2.6. DNA Extraction and Sequencing

DNA extraction, quantitation, and sequencing were performed according to the procedure described previously [19]. Briefly, a Quant-iT PicoGreen dsDNA assay kit (Thermo Fisher Scientific) was used for DNA quantity and library building; sequencing was carried out on an Illumina Novaseq 6000 v1.5 flow cell (Illumina, San Diego, CA, USA), producing 2 × 150 bp paired-end reads. Extraction blanks and nucleic acid-free water were used as a negative control; a laboratory-generated mock community consisting of DNA from Vibrio campbellii and Lambda phage were included as a positive sequencing control.

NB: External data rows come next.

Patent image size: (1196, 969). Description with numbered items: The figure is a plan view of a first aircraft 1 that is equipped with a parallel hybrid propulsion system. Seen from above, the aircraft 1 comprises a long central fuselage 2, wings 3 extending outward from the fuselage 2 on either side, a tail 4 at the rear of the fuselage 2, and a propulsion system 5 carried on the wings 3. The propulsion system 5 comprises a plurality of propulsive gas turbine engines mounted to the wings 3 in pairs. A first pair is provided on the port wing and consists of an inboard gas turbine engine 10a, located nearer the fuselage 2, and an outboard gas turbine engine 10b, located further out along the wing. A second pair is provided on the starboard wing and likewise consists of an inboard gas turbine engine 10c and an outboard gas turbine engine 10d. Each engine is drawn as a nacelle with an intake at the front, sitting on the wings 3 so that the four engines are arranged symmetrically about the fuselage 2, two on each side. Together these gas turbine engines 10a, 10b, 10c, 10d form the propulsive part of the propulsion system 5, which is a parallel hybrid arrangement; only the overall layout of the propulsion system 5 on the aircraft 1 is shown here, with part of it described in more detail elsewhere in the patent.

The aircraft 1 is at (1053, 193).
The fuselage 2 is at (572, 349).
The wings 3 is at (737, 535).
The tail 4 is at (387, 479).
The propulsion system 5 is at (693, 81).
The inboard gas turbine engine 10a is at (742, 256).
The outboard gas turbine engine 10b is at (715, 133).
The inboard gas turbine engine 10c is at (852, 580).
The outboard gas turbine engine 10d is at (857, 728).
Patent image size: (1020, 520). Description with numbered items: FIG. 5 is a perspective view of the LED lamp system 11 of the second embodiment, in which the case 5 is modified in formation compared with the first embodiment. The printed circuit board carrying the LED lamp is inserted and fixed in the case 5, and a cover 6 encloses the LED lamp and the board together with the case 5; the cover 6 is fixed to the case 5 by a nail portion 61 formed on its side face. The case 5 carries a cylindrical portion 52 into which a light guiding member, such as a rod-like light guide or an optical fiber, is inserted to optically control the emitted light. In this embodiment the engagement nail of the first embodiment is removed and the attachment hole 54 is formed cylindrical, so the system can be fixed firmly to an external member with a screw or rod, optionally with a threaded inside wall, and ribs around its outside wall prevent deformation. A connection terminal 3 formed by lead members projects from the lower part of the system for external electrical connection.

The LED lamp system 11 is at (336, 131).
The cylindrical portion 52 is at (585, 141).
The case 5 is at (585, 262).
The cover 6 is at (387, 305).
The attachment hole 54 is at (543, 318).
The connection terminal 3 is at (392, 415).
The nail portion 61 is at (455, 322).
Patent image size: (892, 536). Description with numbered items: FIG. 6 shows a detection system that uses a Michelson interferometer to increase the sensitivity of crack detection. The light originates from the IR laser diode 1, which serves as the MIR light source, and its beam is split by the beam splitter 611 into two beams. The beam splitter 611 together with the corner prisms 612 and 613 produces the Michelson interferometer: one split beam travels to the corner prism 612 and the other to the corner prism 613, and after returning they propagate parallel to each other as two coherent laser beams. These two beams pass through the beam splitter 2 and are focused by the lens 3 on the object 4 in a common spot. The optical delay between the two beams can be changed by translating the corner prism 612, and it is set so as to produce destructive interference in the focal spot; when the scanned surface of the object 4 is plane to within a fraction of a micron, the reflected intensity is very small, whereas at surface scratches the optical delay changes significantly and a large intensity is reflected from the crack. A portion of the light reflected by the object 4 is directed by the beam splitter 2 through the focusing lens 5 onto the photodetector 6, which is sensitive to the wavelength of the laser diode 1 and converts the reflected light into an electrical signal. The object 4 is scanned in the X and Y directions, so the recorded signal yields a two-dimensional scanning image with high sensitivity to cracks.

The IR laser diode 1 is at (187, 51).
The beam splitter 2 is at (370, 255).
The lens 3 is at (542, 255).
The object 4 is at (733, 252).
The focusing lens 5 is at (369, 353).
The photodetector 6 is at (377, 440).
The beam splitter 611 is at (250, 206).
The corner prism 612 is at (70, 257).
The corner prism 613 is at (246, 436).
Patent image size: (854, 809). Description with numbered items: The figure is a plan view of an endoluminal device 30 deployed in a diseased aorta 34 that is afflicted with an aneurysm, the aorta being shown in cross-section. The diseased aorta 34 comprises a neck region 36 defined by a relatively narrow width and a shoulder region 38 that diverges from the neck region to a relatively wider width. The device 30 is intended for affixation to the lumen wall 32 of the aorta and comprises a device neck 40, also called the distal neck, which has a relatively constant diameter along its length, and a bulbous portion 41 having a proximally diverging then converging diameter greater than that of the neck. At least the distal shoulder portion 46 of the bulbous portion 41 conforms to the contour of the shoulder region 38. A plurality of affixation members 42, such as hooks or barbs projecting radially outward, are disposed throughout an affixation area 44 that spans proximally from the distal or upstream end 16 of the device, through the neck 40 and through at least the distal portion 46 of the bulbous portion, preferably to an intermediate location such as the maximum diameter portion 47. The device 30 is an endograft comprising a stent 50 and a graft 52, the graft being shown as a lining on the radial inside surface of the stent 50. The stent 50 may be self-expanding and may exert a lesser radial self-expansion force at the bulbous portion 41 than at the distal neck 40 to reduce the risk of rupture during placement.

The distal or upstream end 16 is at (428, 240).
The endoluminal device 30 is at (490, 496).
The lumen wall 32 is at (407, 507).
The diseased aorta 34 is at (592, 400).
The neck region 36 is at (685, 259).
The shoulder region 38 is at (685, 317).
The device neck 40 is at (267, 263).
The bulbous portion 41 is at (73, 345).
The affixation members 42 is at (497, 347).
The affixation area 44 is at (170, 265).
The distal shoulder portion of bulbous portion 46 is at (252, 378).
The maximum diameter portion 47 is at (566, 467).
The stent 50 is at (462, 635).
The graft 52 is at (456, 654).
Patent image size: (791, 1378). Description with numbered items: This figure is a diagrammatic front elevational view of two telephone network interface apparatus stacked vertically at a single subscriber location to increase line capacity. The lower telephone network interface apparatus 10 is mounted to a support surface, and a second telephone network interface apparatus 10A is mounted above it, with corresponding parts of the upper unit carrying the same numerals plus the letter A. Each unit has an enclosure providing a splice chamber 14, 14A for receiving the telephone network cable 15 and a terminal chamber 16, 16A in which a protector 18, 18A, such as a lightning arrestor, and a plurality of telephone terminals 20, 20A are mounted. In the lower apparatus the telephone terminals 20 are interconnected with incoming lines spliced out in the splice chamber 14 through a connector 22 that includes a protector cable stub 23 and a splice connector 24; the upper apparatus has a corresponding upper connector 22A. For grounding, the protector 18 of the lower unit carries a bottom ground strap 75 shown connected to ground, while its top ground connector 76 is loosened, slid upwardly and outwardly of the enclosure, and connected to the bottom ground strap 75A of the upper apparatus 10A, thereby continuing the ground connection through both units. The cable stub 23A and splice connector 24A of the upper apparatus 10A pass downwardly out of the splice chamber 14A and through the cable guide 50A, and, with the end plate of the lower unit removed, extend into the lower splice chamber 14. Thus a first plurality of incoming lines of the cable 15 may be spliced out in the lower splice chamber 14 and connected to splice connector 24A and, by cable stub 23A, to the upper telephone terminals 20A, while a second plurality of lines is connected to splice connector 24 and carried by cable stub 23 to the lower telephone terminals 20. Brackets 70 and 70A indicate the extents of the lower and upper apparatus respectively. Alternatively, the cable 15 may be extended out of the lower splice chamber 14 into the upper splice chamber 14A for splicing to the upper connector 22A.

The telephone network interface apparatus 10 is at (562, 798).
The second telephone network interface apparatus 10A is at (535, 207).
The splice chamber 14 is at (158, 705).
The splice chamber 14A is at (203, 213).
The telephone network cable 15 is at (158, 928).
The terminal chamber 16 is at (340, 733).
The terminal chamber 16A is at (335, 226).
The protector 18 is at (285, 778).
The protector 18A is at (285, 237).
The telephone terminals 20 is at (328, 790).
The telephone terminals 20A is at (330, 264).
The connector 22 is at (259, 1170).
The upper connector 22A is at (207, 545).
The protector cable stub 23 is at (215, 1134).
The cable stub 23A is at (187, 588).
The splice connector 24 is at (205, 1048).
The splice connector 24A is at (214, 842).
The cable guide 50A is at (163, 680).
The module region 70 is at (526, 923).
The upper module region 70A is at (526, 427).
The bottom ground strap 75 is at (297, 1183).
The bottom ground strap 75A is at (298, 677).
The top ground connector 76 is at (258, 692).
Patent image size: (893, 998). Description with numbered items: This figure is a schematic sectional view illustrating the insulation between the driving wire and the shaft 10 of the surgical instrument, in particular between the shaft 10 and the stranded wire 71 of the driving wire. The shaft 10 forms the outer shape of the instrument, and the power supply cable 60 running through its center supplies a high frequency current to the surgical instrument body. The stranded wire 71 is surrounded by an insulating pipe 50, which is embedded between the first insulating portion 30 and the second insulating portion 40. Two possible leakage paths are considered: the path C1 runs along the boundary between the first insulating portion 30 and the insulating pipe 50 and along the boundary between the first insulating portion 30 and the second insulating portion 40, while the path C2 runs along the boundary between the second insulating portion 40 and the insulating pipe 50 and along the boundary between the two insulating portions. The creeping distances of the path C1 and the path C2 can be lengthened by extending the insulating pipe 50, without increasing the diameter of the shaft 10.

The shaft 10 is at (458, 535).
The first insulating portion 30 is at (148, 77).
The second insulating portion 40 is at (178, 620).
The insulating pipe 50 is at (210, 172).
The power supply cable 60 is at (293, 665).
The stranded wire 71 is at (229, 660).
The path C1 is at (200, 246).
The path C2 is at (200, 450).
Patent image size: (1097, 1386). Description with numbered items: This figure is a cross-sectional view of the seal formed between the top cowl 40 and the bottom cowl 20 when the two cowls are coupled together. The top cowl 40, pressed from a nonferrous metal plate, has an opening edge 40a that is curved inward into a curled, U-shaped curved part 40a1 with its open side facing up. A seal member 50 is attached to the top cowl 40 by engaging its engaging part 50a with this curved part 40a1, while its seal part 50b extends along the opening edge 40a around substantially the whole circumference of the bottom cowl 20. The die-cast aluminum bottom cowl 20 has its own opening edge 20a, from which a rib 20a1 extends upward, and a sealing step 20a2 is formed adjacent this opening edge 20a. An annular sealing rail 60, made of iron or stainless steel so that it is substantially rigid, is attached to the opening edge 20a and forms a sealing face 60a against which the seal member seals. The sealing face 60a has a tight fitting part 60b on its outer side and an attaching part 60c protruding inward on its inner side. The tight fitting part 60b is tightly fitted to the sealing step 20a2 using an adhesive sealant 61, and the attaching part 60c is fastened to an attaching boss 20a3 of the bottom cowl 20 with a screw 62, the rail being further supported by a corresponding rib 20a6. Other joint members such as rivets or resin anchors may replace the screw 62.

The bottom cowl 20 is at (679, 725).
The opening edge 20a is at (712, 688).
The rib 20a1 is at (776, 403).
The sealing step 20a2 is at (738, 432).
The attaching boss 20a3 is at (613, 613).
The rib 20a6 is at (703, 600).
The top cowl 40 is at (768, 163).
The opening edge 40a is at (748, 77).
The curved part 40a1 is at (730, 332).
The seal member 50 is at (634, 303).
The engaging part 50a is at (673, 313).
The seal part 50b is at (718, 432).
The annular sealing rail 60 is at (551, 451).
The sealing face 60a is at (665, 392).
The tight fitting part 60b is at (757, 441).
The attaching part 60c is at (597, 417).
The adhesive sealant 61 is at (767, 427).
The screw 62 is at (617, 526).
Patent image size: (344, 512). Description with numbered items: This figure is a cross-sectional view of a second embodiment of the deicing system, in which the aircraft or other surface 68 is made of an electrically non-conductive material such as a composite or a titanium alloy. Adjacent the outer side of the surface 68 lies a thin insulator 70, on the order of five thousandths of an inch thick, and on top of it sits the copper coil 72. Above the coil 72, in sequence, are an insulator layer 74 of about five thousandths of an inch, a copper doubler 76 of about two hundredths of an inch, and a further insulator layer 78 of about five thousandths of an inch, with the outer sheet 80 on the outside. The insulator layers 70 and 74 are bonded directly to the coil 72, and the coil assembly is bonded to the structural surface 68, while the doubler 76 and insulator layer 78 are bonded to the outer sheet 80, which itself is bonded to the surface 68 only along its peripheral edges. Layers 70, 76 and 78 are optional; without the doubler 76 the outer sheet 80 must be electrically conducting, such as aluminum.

2.7. Bioinformatics Analysis

Bioinformatics analysis was performed as described in our previous publication [19]. Briefly, raw shotgun metagenomic sequencing data was preprocessed using BBDuk v. 39.01 (sourceforge.net/projects/bbmap/, accessed on 27 July 2025). After removing the artifacts and trimming, the filtered reads were used to estimate microbial community composition and abundances using MetaPhlAn v 4.0.6 with the CHOCOPhlAnSGB_202212 reference database [22]. Community relative abundances were converted to absolute abundances using flow cytometry data for downstream analysis. Using HUMAnN v 3.8 [23], read-based functional profiles were generated, converted to KEGG orthologs, and subsequently normalized to relative abundance. Alpha diversity was calculated as taxonomic richness and the Shannon diversity index, using the MetaPhlAn utility script calculate_diversity. R., and significant differences among treatments and age groups were tested using the paired Wilcoxon signed-rank test. Beta diversity was calculated using weighted UniFrac metrics and plotted using principal coordinate analysis (PCoA). PERMANOVA (pairwise adonis2 package) was used for testing significant clustering by either treatment or age [24].

2.8. Statistical Analyses

Taxon and pathway association was investigated using MaAsLin2 [25]. Multiple testing correction was performed using the Benjamini–Hochberg method with the method’s default FDR threshold of 0.25. Other statistical analyses and visualizations were conducted using R/RStudio (v.4.1.3) and the following packages: tidyverse (v.1.3.1) [26], vegan (v.2.6-2) [27], and ape (v.5.6-2) [28]. TEER plots were also created using GraphPad Prism 10 (GraphPad Software, San Diego, CA, USA).

2.9. Data Availability

Metagenomic sequencing data are available in the NCBI Sequence Read Archive associated with BioProject PRJNA1160256.

3. Results

3.1. Effect of SSP on the Metabolism of the Gut Microbial Communities

In this experiment, we examined the impact of SSP on gut microbial communities across four age groups, ranging from infants to older adults (60+ years). The measured fermentation parameters included total and individual SCFAs (acetate, propionate, butyrate, and valerate), branched SCFAs (bSCFAs), gas production, and lactate. For total SCFA production (Figure 1A), the amounts measured in the older adult group were similar to those in the adult group, and both were significantly higher than in the infant and toddler groups for both the NSC- and SSP-treated communities. Comparing the NSC with the treated communities within age groups revealed that treatment suppressed SCFA production across all age groups, but this only achieved significance in the infant and older adult age groups (Figure 1A). Individual amounts of the SCFAs (acetate, propionate, and valerate), as well as the amount of bSCFAs, displayed the same patterns among the age groups regardless of treatment, and between NSC- and SSP-treated communities within an individual age-group (Supplementary Figure S1A–D). Interestingly, despite the overall decrease in total SCFA production due to the SSP treatment, a significant increase in butyrate was detected in both the older adult and toddler groups after the SSP treatment (Figure 1B).
As both gas and SCFAs are the byproducts of microbial fermentation of the same substrates available in the GIT, there was general agreement between the two measurements. Similar to total SCFA production, gas production also displayed an age-dependent profile (Supplementary Figure S1E). However, while the SSP treatment reduced the amount of total SCFAs produced for the adult and older adult groups, gas production was actually higher in these communities (Figure 1A, Supplementary Figure S1E). The same SSP treatment, however, reduced both the SCFA and gas production in the infant and toddler groups. Overall, the investigated fermentation parameters varied primarily by age group, with secondary impacts attributable to the SSP treatment.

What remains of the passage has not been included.